Dietrich Bonhoeffer first met with the organized German Resistance early in 1939. His brother-in-law, Hans von Dohnanyi, was a member, and as a lawyer worked at the Armed Forces High Command office of Military Intelligence with Admiral Wilhelm Canaris and Major-General Hans Oster. Both shared his political views and the office became a center of conspiracy and resistance.
In October 1940 Bonhoeffer began work as a Military Intelligence agent, purportedly to win support for Nazism among his ecumenical contacts but in reality using his influence to spread information about the resistance movement. Visiting various European countries he tried to persuade them that some Allied gesture of support for a German conspiracy to overthrow Hitler was critical. However, the Allied governments were sceptical and not prepared to accept such demands.
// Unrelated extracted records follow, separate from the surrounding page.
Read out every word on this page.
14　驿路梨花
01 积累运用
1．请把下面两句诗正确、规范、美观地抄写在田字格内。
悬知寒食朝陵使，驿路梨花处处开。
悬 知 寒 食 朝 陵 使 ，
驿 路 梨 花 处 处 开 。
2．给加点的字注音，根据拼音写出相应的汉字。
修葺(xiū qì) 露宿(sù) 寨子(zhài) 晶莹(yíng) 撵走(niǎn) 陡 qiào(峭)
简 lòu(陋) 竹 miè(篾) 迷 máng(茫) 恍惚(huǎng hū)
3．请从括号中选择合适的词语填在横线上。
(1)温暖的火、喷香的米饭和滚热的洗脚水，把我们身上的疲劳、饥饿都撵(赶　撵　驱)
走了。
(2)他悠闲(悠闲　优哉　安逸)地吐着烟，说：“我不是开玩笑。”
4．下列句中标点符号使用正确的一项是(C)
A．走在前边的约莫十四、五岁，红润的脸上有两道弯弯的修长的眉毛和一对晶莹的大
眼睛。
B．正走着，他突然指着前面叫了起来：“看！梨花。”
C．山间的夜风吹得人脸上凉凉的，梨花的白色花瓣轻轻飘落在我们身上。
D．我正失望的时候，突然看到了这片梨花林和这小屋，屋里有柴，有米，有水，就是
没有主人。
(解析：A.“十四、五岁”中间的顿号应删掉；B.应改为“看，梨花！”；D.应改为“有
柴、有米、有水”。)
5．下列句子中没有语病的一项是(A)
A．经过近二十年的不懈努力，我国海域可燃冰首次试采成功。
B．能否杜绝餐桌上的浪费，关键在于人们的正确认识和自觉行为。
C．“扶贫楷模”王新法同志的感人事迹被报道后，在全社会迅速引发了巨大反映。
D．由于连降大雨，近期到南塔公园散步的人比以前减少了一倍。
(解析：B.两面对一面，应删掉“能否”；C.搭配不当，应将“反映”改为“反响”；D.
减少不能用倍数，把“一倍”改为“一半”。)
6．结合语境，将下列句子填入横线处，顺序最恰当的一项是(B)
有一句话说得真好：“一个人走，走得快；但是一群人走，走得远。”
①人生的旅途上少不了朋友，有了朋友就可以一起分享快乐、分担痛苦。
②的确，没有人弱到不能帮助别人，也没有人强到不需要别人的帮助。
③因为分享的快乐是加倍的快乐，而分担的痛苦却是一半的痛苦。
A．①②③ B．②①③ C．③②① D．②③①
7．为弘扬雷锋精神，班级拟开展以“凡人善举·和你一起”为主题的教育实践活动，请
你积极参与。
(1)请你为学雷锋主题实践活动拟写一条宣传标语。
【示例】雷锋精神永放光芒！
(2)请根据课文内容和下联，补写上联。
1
This was a plan to smuggle Jews out of Germany, using forged visas. The first 14 reached Switzerland safely by September 1942, but the Gestapo discovered the substantial funds sent for their support, traced the money back to Dohnanyi and Bonhoeffer, and arrested them in April 1943. Dietrich was charged with:
• Conspiring to rescue Jews;
• Using his travels abroad for non-intelligence matters;
• Abuse of his
intelligence position to keep Confessing Church pastors out of
service, and for his own ecumenical work.
Though he had participated in a failed assassination attempt on the Fuhrer, it took the Nazis a long time to realize the full extent of Bonhoeffer’s participation in the resistance movement. Imprisoned first in Berlin, then moved to Buchenwald and finally to Flossenburg concentration camp, Dietrich Bonhoeffer was hanged on April 9, 1945, along with other conspirators. His brother Klaus, and brother-in-law Dohnanyi, were executed a few days later.
Bonhoeffer’s writings reveal a deeply spiritual man, concerned at the secularization of the world and the 20th century departure from religious values. The Cost of Discipleship, published in 1939, is an interpretation of the Sermon on the Mount, and calls for radical living if the Christian is to be a genuine disciple of Christ. The letters of Dietrich Bonhoeffer from prison betray no tortured struggle or spirit of rebellion. Rather, as the SS doctor who witnessed his death later observed: "I have hardly ever seen a man so submissive to the will of God."